As palavras não saem porque também não entram. Não se pode falar da morte em que não se acredita. Tem uma verdade doida lá fora tentando entrar e eu tenho medo, embora saiba que ela não me fará mal. As palavras são desnecessárias e nenhuma explicação é possível. Basta olhar e está lá: "é a vida", mas sem estas letras todas juntas. A separar, a não crer no que os olhos vêem, a não ouvir, a calar, a morte sempre ensina, pacientemente. É impossível enterrar a gentileza. Também o menino não será nunca possível enterrar, nem mais é do menino o corpo que desce, nem a barba bonita, nem as veias altas, nem o semblante sereno - quase um sorriso - nada disso. Num ato gentil, este corpo todo, com todas as colheitas e marcas deixadas pelas escolhas feitas, fora dado, sem apego, de volta ao corpo do universo. Silêncio. Está acontecendo. A última aventura do menino gentil deve ser saboreada. A dor sabe a sal a mais e a lembrança é doce e suculenta, mas às vezes é demais e faz engasgar. Devagar. As palavras devem ser poucas e não repetidas, para não perderem o sentido. Tudo deve estar em seu exato lugar. O menino e a gentileza estarão, sempre e ainda, a aguardar. Reinando como a frase que não nos cabe falar nem ouvir: "é a vida". A vida está. Há que saber ver, sem ver. Silêncio, para que haja encontro. O menino sempre fica. Silêncio, para compreender.
Você não me conhece. Eu sou um cachorro por dentro. Eu sou muito mais que isso, muito mais que o que pode ver. Em minha alma mora um bicho que não reconhece as palavras e nunca teve um nome. Você não sabe quem eu sou ou onde eu já estive. Sete vezes mais velho que eu, sete vezes mais faminto, sete vezes mais desperto este cão minha alma toda habita. Você não pode compreender os lugares onde minha alma passeia. Sem recompensa que o recompense e sem castigo que o castigue o cão desconhece o poder esmagador do se. Você não sabe. Não há condição que o condicione. Você nunca me viu além da superfície que eu mesma nunca enxerguei. Ele não se lastima e não uiva à espera. Não é macho e nem fêmea. Você não compreende.

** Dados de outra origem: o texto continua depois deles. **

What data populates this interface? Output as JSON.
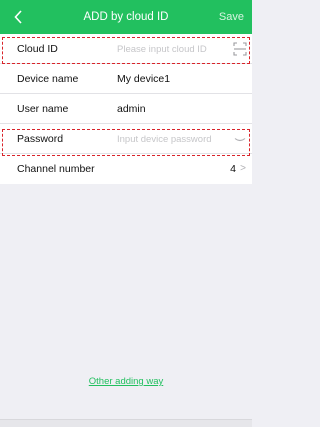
{
  "header": {
    "title": "ADD by cloud ID",
    "save_label": "Save",
    "bg_color": "#22c05f"
  },
  "form": {
    "cloud_id": {
      "label": "Cloud ID",
      "placeholder": "Please input cloud ID",
      "value": ""
    },
    "device_name": {
      "label": "Device name",
      "value": "My device1"
    },
    "user_name": {
      "label": "User name",
      "value": "admin"
    },
    "password": {
      "label": "Password",
      "placeholder": "Input device password",
      "value": ""
    },
    "channel_number": {
      "label": "Channel number",
      "value": "4"
    }
  },
  "footer": {
    "other_adding_way": "Other adding way"
  },
  "icons": {
    "back": "chevron-left-icon",
    "scan": "qr-scan-icon",
    "eye": "eye-closed-icon",
    "chevron": "chevron-right-icon"
  },
  "highlight_color": "#d9232a"
}
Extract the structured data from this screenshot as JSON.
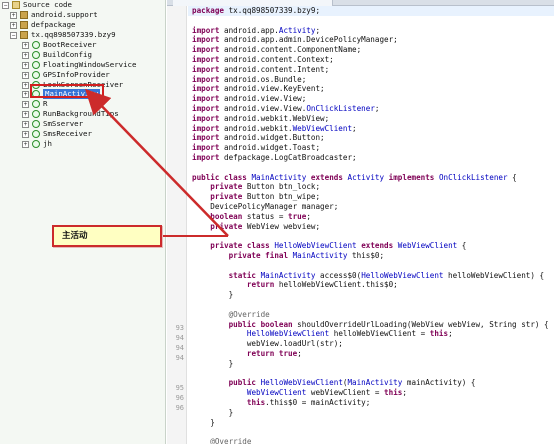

O cão dentro de mim é um animal inteiro.
cordas. cordas muito mais grossas do que compridas. postes de cimento suportando as cordas de navio que suportam pessoas dependuradas pela dobra dos joelhos, como roupas no varal. o público assiste, há interesse. de repente, um vento forte. um par de joelhos se desdobra e um ator cai no chão, pum, de cabeça. há sangue. vem uma criança. uma menina de um seis anos arrasta o corpo descomposto até um pequeno tanque de brinquedo. dali ela tira uma água preta com que começa a tingir a cabeça do homem. tira-lhe, então, a roupa toda, para não sujar, dobra e guarda num armário ao fundo do palco. a menina volta e continua a tingir o homem nu, até tingi-lo todo. o público espera. enquanto isso, quase imperceptivelmente, os dependurados vão escorregando e uma a um, caem, pum... pum... pum, de cabeça no chão. a menina simplesmente não os nota e do bolso menor da mochilinha que traz às costas, tira um vidro de purpurina dourada finíssima e põe-se a decorar o homem, cuidadosamente: os dedões redondos dos pés, os dedões redondos das mãos e a ponta fina do nariz. neste momento, ao fundo, a cortina une-se ao armário, formando uma vela forte. vem um tufão e leva, num instante, o armário para onde não mais se o vê, ao mesmo tempo em que varre os caídos, forçando-os a mudar de posição. ouve-se um grito contínuo e desproporcional, como um sonho. não se sabe se ele vem da boca fechada da menina ou lá detrás, das coxias. o público perde a paciência e desiste. a criança percebe-se observada e cora.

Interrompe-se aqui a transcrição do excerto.